We love data, but sometimes it’s hard to visualise things effectively when you have too much of it.

Early last year we developed an HTML tool that the University uses to look at the quality of some of it’s data (we’ve anonymised it here for public consumption). We trawl through millions of bits of data every night, and we use that information along with some simple rules to score each of the following 8000 items from 0 to 100 (with 100 being the best).

Visualising this data directly in our web browser we get something like this:

dataquality_1

This is great – each block is colour coded with a quality colour, so we can now see the overall health of our data-set (there are mouse-over hovers and extra UI features that we can’t show you here!). A big improvement on having to scroll through large lists of data!

However, it’s still hard to derive any serious meaning from this data… I mean, where are the poor quality bits of data coming from?

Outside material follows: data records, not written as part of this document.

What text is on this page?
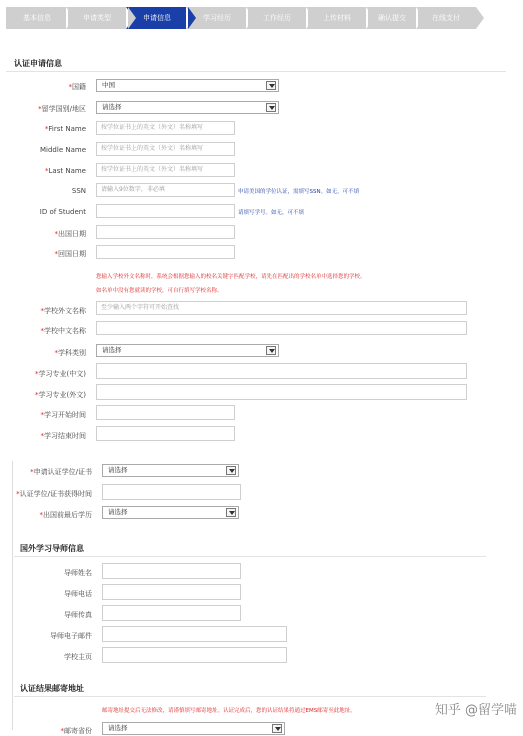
基本信息	申请类型	申请信息	学习经历	工作经历	上传材料	确认提交	在线支付
认证申请信息
*国籍	中国
*留学国别/地区	请选择
*First Name	按学位证书上的英文（外文）名称填写
Middle Name	按学位证书上的英文（外文）名称填写
*Last Name	按学位证书上的英文（外文）名称填写
SSN	请输入9位数字，非必填	申请美国的学位认证，需填写SSN。如无，可不填
ID of Student	请填写学号。如无，可不填
*出国日期
*回国日期
您输入学校外文名称时，系统会根据您输入的校名关键字匹配学校，请先在匹配出的学校名单中选择您的学校。
如名单中没有您就读的学校，可自行填写学校名称。
*学校外文名称	至少输入两个字符可开始查找
*学校中文名称
*学科类别	请选择
*学习专业(中文)
*学习专业(外文)
*学习开始时间
*学习结束时间
*申请认证学位/证书	请选择
*认证学位/证书获得时间
*出国前最后学历	请选择
国外学习导师信息
导师姓名
导师电话
导师传真
导师电子邮件
学校主页
认证结果邮寄地址
邮寄地址提交后无法修改，请谨慎填写邮寄地址。认证完成后，您的认证结果将通过EMS邮寄至此地址。
*邮寄省份	请选择
知乎 @留学喵
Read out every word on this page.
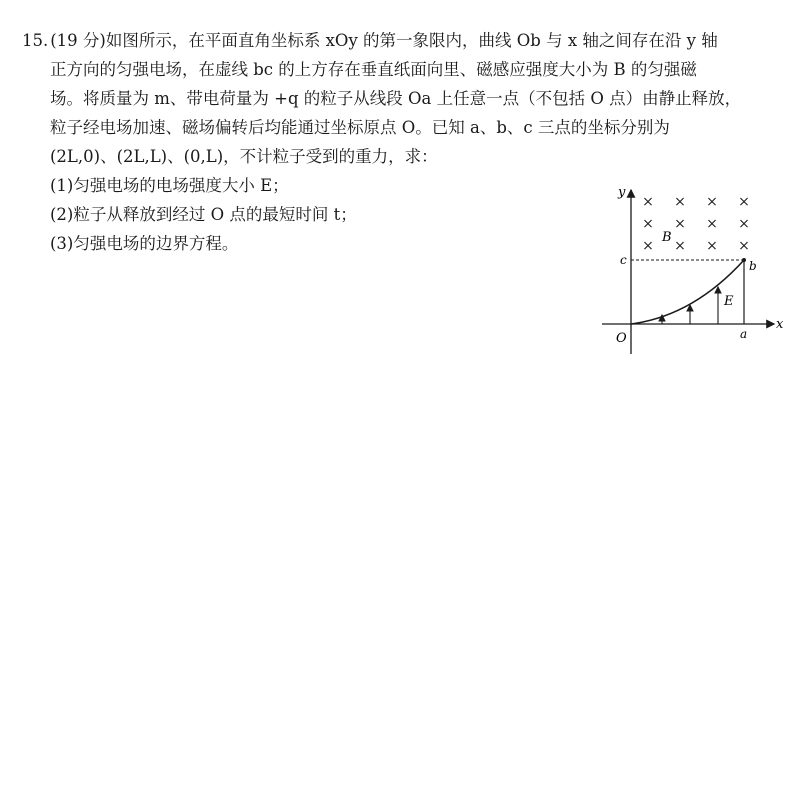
15. (19 分)如图所示，在平面直角坐标系 xOy 的第一象限内，曲线 Ob 与 x 轴之间存在沿 y 轴
正方向的匀强电场，在虚线 bc 的上方存在垂直纸面向里、磁感应强度大小为 B 的匀强磁
场。将质量为 m、带电荷量为 +q 的粒子从线段 Oa 上任意一点（不包括 O 点）由静止释放，
粒子经电场加速、磁场偏转后均能通过坐标原点 O。已知 a、b、c 三点的坐标分别为
(2L,0)、(2L,L)、(0,L)，不计粒子受到的重力，求：
(1)匀强电场的电场强度大小 E；
(2)粒子从释放到经过 O 点的最短时间 t；
(3)匀强电场的边界方程。
× × × ×
× × × ×
× × × ×
y
x
O	a
b
c
B
E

Grouping: Adding context into our visualisation can provide awesome answers, fast.

Each data point has an owner, so grouping our data by this field clearly shows us whose data is causing us problems:

dataquality_2

We can clearly see that the top two groups – the Ministry of Silly Walks and the Department of Comedy aren’t providing us with quality data! Now we can go back to them and find out why their internal processes are generating us poor quality data.

Sorting: Does the order of the elements matter?

Grouping is good, but sorting our data can also help – how about we sort this data by the date it entered into our system?

dataquality_3

We can clearly see a whole bundle of poor quality data coming in at the same time, meaning we can now ask questions like “from what period did the poor quality data start, does this correlate with any other activity going on in the organisation (like a new IT system?)”

So remember: with Big Data comes Big Responsibility – make sure you can effectively display your dataset so that your users can make faster, better decisions.


The above data visualisation is just one part of the many systems we have developed that help to run the University, using open source software plus awesome code from our talented engineers.